The majority of the reading was taken up in this manner; however, as the performers shed each packet, the tone of the poem shifted. The first shift came in the form of simulating a discourse between the four writers. At first, this section felt like a dark satirical comedy piece, but it soon began to seem more like a manifesto of the working class. Throughout the larger piece, Toscano attempted to raise serious questions in the minds of the audience while keeping things humorous. Battered by comments about the financial markets and society rich in dark satire mixed with material from the exploits of Esmerelda, the audience had no choice but to laugh. Of the performers, along with Toscano, Katarina Morris stood out for her good use of the space of the room. Her deliberate movements mixed with her body language delivered some of the last and most powerful lines to bring the audience to applause.

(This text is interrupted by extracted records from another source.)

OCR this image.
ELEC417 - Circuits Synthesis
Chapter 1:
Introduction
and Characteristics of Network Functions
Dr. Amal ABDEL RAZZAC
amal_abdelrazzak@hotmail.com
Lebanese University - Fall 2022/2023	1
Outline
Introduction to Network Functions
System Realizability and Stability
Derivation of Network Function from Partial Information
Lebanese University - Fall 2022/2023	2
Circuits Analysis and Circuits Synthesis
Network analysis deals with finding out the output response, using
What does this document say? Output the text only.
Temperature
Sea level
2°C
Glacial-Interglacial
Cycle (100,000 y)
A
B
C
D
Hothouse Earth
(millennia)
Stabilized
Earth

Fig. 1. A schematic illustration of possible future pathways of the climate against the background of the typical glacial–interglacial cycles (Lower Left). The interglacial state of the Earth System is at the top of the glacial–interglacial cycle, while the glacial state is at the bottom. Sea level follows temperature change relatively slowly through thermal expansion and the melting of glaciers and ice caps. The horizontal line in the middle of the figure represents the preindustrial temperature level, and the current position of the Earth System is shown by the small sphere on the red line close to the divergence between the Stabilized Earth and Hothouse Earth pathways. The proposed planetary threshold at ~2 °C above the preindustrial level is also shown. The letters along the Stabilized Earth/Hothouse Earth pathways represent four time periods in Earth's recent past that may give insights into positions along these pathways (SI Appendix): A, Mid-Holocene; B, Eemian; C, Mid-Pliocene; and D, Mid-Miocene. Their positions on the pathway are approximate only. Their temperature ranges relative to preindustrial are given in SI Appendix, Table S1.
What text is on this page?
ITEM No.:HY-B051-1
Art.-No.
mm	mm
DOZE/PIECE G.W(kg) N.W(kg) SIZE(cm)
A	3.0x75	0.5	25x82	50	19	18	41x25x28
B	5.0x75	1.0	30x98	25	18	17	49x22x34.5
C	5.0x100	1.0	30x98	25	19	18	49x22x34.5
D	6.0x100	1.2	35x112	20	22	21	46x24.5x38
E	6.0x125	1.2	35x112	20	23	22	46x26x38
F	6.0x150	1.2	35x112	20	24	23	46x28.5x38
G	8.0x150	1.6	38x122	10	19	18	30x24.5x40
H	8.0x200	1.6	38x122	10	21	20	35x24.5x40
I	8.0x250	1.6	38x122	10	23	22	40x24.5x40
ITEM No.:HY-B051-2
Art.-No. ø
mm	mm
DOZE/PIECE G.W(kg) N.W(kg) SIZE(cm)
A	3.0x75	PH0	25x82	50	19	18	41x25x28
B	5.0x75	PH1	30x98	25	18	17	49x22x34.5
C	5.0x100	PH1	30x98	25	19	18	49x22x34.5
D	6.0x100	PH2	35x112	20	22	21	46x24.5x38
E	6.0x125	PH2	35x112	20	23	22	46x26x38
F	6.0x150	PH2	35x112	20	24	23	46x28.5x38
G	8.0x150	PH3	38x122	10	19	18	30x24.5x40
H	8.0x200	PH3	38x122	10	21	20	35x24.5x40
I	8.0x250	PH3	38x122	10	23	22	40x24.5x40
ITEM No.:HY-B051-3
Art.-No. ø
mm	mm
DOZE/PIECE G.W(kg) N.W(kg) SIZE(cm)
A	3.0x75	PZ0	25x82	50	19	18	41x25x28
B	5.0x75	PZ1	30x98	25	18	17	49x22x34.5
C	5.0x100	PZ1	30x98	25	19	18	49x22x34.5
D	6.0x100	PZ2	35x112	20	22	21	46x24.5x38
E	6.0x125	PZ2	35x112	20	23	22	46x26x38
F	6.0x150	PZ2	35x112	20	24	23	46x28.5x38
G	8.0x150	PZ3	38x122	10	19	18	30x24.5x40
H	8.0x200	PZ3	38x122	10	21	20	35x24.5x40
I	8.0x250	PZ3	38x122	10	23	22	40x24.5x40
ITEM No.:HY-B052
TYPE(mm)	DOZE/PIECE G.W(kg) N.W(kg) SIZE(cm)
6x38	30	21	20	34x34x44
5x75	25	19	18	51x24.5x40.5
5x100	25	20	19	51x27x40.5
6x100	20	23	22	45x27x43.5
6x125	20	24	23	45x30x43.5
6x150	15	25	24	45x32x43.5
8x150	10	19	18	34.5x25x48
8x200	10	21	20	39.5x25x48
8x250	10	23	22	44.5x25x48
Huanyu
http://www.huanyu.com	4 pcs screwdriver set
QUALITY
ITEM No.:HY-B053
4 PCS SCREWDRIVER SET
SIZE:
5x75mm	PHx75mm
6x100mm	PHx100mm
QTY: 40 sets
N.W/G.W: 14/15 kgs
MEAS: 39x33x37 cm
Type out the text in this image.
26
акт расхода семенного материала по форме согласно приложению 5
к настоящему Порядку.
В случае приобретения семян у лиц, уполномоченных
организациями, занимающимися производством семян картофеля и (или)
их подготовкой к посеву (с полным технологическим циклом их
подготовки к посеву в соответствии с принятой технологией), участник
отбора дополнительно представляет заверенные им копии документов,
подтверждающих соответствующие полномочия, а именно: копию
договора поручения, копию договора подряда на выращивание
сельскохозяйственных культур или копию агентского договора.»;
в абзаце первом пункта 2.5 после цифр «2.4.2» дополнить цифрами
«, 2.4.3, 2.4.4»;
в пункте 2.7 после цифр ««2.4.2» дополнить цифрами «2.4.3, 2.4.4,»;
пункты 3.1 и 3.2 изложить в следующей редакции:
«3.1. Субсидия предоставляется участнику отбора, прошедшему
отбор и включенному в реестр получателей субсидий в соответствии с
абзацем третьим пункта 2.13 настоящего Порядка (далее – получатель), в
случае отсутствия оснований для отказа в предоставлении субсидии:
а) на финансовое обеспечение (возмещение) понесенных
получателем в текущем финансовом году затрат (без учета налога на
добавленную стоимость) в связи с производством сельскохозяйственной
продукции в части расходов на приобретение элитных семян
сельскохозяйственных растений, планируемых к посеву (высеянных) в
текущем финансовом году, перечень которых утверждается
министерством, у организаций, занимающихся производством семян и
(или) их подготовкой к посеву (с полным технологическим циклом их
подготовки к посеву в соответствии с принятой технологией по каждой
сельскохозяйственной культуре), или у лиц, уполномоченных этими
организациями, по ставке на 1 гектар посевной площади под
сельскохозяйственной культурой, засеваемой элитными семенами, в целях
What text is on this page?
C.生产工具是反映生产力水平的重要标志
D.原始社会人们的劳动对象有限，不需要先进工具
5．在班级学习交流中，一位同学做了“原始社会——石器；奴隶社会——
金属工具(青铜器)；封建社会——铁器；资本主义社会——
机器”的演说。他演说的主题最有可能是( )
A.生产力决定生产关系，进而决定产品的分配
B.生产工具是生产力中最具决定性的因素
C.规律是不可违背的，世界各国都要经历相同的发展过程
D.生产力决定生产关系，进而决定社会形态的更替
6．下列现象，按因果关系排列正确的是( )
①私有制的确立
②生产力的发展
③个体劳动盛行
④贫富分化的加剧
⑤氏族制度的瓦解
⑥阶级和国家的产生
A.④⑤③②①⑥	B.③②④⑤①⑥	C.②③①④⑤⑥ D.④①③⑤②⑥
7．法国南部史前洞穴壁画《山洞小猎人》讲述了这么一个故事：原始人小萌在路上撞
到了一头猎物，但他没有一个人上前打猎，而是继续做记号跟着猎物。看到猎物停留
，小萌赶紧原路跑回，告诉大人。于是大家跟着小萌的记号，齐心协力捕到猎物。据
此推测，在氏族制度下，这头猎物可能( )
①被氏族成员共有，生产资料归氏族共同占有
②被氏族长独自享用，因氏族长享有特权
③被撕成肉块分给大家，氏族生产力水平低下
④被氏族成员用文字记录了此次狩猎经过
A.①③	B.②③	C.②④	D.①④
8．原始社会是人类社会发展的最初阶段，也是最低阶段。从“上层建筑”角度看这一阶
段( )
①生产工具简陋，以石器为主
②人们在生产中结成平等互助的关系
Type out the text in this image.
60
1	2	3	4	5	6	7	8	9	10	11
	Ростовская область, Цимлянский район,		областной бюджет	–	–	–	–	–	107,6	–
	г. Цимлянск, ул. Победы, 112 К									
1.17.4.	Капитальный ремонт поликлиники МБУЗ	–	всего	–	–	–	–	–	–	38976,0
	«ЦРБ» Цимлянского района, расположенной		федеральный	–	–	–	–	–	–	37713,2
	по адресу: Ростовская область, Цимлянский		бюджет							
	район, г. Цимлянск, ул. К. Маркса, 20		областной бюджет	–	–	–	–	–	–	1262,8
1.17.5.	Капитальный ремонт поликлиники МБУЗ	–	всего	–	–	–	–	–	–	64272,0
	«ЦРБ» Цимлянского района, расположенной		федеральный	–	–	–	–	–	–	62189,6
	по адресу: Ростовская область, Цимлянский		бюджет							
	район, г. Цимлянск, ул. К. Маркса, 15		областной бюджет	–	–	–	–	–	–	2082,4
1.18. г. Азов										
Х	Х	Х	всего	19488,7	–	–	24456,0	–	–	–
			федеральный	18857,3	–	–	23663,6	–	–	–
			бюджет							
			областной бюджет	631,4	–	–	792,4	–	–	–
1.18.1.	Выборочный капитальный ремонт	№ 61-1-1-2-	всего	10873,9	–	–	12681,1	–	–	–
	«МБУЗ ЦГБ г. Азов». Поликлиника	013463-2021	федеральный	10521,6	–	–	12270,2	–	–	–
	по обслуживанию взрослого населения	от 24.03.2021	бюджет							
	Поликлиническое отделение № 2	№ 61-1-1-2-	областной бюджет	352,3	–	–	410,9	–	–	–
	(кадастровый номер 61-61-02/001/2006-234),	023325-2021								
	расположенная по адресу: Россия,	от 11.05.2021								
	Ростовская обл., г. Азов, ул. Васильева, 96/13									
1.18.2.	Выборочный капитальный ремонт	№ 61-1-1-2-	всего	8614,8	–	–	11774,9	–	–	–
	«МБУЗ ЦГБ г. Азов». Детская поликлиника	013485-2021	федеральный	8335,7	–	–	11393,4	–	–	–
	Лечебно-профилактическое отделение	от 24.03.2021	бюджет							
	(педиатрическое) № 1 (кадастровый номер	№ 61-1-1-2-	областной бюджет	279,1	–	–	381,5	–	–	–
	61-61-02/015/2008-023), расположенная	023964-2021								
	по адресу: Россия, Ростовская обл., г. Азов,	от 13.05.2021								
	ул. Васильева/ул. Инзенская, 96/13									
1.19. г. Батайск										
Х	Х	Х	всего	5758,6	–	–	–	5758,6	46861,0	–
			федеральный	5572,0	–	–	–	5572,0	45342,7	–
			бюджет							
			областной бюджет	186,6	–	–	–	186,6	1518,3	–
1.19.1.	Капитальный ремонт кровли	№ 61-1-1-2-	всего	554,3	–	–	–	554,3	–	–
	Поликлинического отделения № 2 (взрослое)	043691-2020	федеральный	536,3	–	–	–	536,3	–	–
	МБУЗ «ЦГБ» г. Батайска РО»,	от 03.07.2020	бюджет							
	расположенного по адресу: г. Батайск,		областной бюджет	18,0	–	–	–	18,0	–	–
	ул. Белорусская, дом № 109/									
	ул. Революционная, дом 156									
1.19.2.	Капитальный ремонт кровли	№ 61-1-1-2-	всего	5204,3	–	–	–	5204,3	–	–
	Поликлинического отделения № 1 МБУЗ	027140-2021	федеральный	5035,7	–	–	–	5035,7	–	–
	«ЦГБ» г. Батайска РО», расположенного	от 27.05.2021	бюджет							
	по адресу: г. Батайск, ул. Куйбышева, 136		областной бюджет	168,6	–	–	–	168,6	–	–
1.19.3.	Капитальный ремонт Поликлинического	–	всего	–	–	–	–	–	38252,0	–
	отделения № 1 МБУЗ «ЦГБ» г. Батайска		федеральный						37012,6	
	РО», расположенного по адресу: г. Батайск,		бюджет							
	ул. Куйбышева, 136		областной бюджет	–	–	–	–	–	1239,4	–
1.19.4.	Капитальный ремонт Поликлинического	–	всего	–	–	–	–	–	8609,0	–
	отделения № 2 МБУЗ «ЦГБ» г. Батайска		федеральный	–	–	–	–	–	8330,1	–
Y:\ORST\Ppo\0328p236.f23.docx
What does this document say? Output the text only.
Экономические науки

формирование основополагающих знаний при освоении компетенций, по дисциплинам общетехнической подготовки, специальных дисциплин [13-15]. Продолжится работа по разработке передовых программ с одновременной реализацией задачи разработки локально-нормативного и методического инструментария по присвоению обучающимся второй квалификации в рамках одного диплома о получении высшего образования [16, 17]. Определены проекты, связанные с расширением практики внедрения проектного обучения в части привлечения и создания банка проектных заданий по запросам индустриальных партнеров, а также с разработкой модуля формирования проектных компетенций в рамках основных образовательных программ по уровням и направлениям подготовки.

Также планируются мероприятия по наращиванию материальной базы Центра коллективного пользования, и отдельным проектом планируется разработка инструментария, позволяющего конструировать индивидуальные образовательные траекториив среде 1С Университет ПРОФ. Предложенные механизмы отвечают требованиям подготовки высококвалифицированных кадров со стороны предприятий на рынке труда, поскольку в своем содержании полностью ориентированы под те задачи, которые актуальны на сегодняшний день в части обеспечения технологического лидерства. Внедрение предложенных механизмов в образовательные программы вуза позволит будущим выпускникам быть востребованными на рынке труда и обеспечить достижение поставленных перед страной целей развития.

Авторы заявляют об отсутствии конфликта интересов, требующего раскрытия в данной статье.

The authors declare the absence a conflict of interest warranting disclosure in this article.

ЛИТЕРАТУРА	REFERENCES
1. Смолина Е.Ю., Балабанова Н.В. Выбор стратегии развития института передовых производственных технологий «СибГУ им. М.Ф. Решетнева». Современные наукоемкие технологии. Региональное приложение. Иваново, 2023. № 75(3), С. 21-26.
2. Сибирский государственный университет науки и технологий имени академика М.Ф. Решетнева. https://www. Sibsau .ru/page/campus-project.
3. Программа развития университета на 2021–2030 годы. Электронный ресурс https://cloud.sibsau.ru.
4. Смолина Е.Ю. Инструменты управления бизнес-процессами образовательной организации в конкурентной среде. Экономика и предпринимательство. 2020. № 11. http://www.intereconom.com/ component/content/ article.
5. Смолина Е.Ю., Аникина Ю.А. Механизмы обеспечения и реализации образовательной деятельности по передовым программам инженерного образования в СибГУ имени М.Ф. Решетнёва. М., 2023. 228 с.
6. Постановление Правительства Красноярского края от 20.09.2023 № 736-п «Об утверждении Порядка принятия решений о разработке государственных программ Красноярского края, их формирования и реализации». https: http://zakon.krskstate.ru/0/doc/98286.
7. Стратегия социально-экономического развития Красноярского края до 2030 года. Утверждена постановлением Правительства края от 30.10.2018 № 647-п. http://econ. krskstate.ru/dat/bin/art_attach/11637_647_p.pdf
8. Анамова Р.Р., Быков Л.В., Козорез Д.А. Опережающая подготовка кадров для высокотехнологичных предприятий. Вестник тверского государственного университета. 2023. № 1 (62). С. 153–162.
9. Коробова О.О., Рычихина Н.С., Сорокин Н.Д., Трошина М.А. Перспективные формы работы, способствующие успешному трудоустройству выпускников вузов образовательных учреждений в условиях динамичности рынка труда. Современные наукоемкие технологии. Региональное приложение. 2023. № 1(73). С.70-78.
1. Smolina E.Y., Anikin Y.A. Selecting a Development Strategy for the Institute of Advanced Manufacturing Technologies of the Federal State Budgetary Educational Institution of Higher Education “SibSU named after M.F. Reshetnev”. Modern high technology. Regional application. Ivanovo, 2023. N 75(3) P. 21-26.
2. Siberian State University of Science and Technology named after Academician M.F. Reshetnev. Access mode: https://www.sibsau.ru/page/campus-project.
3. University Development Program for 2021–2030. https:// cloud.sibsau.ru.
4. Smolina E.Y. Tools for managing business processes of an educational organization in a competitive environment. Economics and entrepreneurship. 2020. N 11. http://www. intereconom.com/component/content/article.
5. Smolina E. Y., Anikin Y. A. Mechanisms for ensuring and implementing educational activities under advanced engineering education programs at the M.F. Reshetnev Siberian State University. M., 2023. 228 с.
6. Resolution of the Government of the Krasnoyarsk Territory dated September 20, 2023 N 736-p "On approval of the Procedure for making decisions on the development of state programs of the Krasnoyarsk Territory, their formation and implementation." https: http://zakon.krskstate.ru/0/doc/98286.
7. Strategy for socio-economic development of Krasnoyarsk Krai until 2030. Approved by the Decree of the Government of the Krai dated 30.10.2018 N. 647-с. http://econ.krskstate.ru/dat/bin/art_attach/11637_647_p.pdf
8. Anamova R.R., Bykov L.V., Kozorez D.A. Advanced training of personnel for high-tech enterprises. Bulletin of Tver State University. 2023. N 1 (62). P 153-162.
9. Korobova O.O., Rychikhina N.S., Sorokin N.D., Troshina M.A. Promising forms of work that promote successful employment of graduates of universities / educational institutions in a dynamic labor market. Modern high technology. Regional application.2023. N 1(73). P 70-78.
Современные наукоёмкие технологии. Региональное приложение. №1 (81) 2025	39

For another piece, Toscano was joined by MFA students Paul Vogel and Kyle Flemings. The poem-skit comprised a discussion between Paul, who stood in as a representation of toxic corporate management, with Toscano taking the role of mediator between the public and the wants of corporate America. The back-and-forth between the two highlighted how disconnected the corporate world can be to the needs and wants of the common people. The ludicrous demands and questions by Vogel—for instance, “Tell them if they get help to get the big blue ball over the flaming wall there will be a prize in it for them…they want to know what the prize is? Tell them ‘life.’ What do they say?”—gained many laughs. However, this did not take away from the poem’s focus on just how disenfranchised most people truly are in comparison to corporate power.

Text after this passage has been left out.